Lower extremity PAD — pharmacotherapy: Single antiplatelet therapy (aspirin or clopidogrel) recommended for symptomatic PAD (Class I, Level A). Dual antithrombotic therapy with low-dose rivaroxaban + aspirin should be considered in patients at high ischaemic risk and low bleeding risk (Class IIa, Level A) — aligning with the US recommendation on COMPASS-based data.

Aortic diseases: Surgery for ascending aortic aneurysm recommended at ≥55 mm (Class I, Level B — now incorporating parameters beyond diameter alone). New TEM classification for acute aortic syndromes (Type, Entry tear location, Malperfusion). Expanded endovascular treatment recommendations.

Multidisciplinary approach: Complex cases should be managed at specialised, high-volume PAAD centres. Shared decision-making between patients and physicians emphasised throughout.
US vs EU Differences
Scope: The US 2024 guideline covers lower extremity PAD only. The EU 2024 guideline covers both peripheral arterial diseases (including lower extremity, carotid, renal, mesenteric) and aortic diseases in a single document — substantially broader scope.

Publication timing: Both published in 2024 (US May, EU August) and reflect similar evidence bases — an unusually well-matched guideline cycle.

Antithrombotic therapy convergence: Both recommend single antiplatelet therapy for symptomatic PAD (Class I) and low-dose rivaroxaban + aspirin for high ischaemic/low bleeding risk (US Class I, EU Class IIa — modest difference in recommendation strength).

Health disparities emphasis: The US guideline places significantly more emphasis on racial, ethnic, and socioeconomic disparities in PAD care and amputation rates. The EU guideline focuses more on access to high-volume specialist centres.
Considerations & Emerging Evidence
Correction notices: US guideline corrected Apr 7, 2025 (doi: 10.1161/CIR.0000000000001329).
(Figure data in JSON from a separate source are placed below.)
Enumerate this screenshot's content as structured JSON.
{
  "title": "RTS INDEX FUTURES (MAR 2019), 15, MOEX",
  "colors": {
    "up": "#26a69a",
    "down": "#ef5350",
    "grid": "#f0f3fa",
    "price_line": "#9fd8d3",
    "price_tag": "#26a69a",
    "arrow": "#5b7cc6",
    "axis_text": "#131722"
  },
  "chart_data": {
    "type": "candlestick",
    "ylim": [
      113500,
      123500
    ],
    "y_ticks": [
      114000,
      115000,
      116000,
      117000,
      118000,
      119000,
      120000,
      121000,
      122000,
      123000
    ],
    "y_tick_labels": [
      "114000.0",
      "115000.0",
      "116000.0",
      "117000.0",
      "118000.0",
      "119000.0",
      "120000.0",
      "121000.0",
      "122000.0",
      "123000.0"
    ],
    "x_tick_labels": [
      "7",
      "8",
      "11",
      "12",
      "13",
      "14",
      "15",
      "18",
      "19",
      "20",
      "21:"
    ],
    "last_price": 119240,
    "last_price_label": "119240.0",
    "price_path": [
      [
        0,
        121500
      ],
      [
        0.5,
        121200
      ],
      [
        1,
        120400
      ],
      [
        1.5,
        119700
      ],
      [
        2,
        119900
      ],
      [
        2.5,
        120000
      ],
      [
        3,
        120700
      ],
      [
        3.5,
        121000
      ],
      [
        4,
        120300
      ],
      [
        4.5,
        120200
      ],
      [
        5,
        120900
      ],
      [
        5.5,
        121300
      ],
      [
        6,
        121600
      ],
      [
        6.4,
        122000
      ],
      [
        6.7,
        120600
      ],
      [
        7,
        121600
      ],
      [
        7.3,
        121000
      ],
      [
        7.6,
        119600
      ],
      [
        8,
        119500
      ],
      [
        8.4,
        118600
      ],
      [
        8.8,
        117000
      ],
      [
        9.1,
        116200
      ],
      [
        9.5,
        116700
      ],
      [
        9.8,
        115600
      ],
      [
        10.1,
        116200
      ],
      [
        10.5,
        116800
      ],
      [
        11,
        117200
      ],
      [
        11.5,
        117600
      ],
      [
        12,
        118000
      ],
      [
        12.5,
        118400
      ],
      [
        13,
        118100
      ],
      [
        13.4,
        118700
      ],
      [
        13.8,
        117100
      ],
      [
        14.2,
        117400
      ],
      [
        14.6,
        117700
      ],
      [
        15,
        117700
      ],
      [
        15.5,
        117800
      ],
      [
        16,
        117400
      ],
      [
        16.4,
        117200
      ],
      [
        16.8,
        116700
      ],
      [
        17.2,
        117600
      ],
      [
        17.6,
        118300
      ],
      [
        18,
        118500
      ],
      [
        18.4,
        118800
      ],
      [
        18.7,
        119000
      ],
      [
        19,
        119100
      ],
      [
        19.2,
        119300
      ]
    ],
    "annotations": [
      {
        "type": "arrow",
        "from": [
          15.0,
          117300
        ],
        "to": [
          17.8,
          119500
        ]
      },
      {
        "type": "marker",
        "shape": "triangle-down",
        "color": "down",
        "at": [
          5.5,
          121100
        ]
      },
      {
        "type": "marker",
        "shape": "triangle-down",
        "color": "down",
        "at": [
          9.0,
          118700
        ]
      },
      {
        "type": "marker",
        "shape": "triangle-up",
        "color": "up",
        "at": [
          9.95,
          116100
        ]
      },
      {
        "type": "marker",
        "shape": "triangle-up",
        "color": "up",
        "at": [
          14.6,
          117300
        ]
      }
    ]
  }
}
PAD as a CV risk equivalent: Both guidelines reinforce that PAD signals high systemic atherosclerotic burden. Patients with PAD have substantially elevated risk of MI, stroke, and CV death — often higher than isolated coronary disease.

Key trials informing updates: COMPASS (rivaroxaban + aspirin in PAD), VOYAGER PAD (rivaroxaban post-revascularisation), BEST-CLI (bypass vs endovascular for CLTI), BASIL-2 (vein-first strategy for CLTI), SELECT (semaglutide in overweight/obesity with CVD).

Cross-references on this page: PAD medical therapy aligns with the Dyslipidemia (high-intensity statin), Hypertension, Diabetes (SGLT2i/GLP-1 RA), and CKD cards. The CKM Syndrome advisory includes PAD as part of Stage 4 clinical CVD.